Others interpret this measure as one that will force the Hun Sen administration to be more accountable, given that the prime minister has been displaying increasing authoritarian tendencies, specially against his critics, including trying to silence them through harsh means. Sam Rainsy, himself, was a target after accusing Hun Sen for allegedly having a hand in a deadly grenade attack on an SRP rally nine years ago.
”The proposal will lead to an increase in the number of members in the opposition and this is a welcome strength,” says Koul Pan Ha, executive director of the Phnom Penh-based Committee for Free and Fair Elections in Cambodia (CAMFREL), a non-governmental body. ”This will make checks and balances more meaningful.”
The culture of accountability is ”weaker under the prevailing system,” he added during an interview. ”The government had to accept this offer because of the criticism it has been receiving.”
In fact, Sam Rainsy hinted at this emerging line of thinking on the day he arrived, telling reporters that he would meet Hun Sen to settle their political differences. ”Democracy requires all leaders to talk to each other to find a solution for the nation,” he was quoted in the media as having said. ”I will do whatever it takes for the country to progress.”
The sense of hope arising from the new political language is also understandable given the turmoil that has dogged polls after democracy was restored in the early 1990s following decades of war and the genocidal rule of the Khmer Rouge.
The three general elections held since the fighting ended became victims to a clause in the constitution that was shaped with the blessings of the United Nations, which had one of its largest peace-keeping operations and nation-building programmes there.
Cambodia’s 1993 constitution declared that a political party needs a two-thirds majority of seats to form a government in the National Assembly. This was in contrast to the normal political practice of a simple majority sufficing.
What unfolded, as a result, in a country already burdened with poverty and a score of social problems was a bitter political climate in the need to form ruling alliances. The protagonists who initially clashed to create deadlocks and then to overcome them were the Cambodian People’s Party (CPP), which Hun Sen leads, and the royalist ‘FUNCINPEC’ party, headed by Prince Norodom Ranariddh.
The SRP emerged on the scene later, but played a pivotal role in this atmosphere of deadlocks following the last parliamentary poll in July 2003. It forged a link with the FUNCINPEC party to prevent the CPP from forming a coalition government as it had done before. The CPP had won 73 seats, FUNCINPEC secured 26 seats and the SRP garnered 24 seats.
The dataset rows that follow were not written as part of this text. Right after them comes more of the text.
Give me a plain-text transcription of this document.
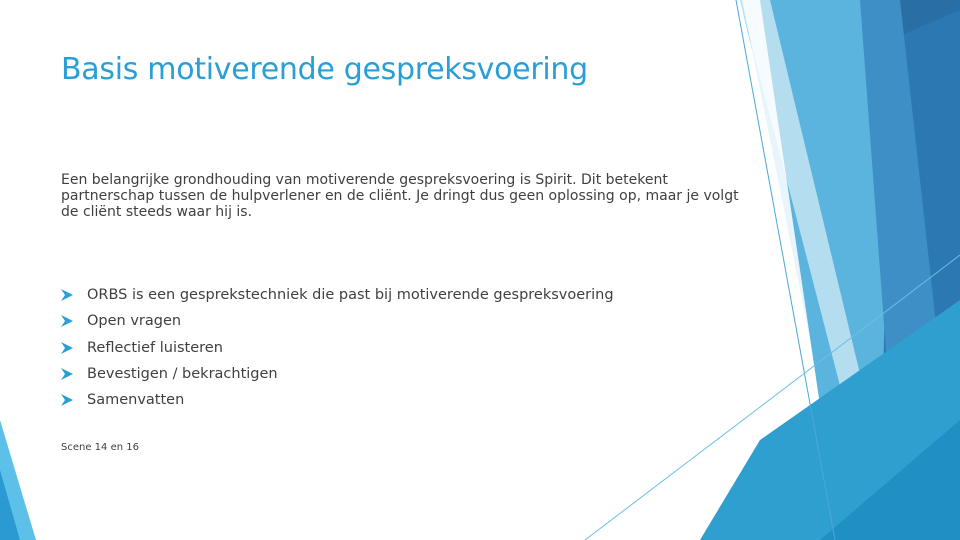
Basis motiverende gespreksvoering

Een belangrijke grondhouding van motiverende gespreksvoering is Spirit. Dit betekent partnerschap tussen de hulpverlener en de cliënt. Je dringt dus geen oplossing op, maar je volgt de cliënt steeds waar hij is.

ORBS is een gesprekstechniek die past bij motiverende gespreksvoering
Open vragen
Reflectief luisteren
Bevestigen / bekrachtigen
Samenvatten
Scene 14 en 16
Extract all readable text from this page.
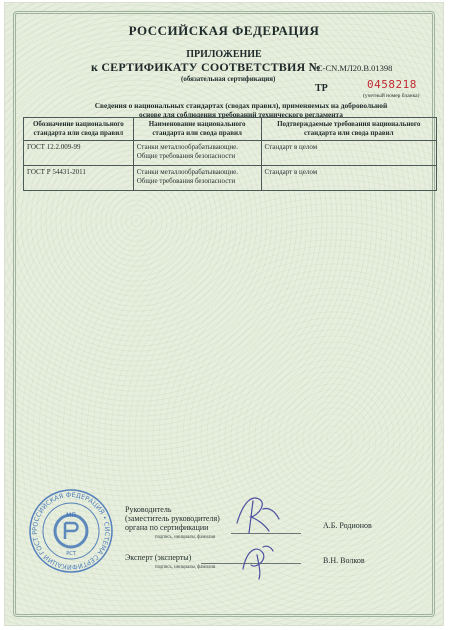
РОССИЙСКАЯ ФЕДЕРАЦИЯ
ПРИЛОЖЕНИЕ
к СЕРТИФИКАТУ СООТВЕТСТВИЯ №
C-CN.МЛ20.В.01398
(обязательная сертификация)
ТР	0458218
(учетный номер бланка)
Сведения о национальных стандартах (сводах правил), применяемых на добровольной
основе для соблюдения требований технического регламента
Обозначение национального стандарта или свода правил	Наименование национального стандарта или свода правил	Подтверждаемые требования национального стандарта или свода правил
ГОСТ 12.2.009-99	Станки металлообрабатывающие. Общие требования безопасности	Стандарт в целом
ГОСТ Р 54431-2011	Станки металлообрабатывающие. Общие требования безопасности	Стандарт в целом
Руководитель
(заместитель руководителя)
органа по сертификации
подпись, инициалы, фамилия
А.Б. Родионов
Эксперт (эксперты)
подпись, инициалы, фамилия
В.Н. Волков
РОССИЙСКАЯ ФЕДЕРАЦИЯ • СИСТЕМА СЕРТИФИКАЦИИ ГОСТ Р
МП
РСТ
What followed was 11 months of a country without a government till FUNCINPEC changed its acrimonious stance towards the CPP and settled to work as the junior partner in a coalition government.
Those who defended the two-thirds majority clause in the constitution argue that it was essential at the time when the emphasis was on reconciliation and peace among the rival groups. It was seen as a measure to bring the country’s disparate political groups together in order to govern the battle-scared country in unison.
”The two-thirds clause served a purpose but now we need change,” says Koul Pan Ha. ”It was easy for the government to do whatever it wanted because it had a huge majority through the coalition. It meant too much power.”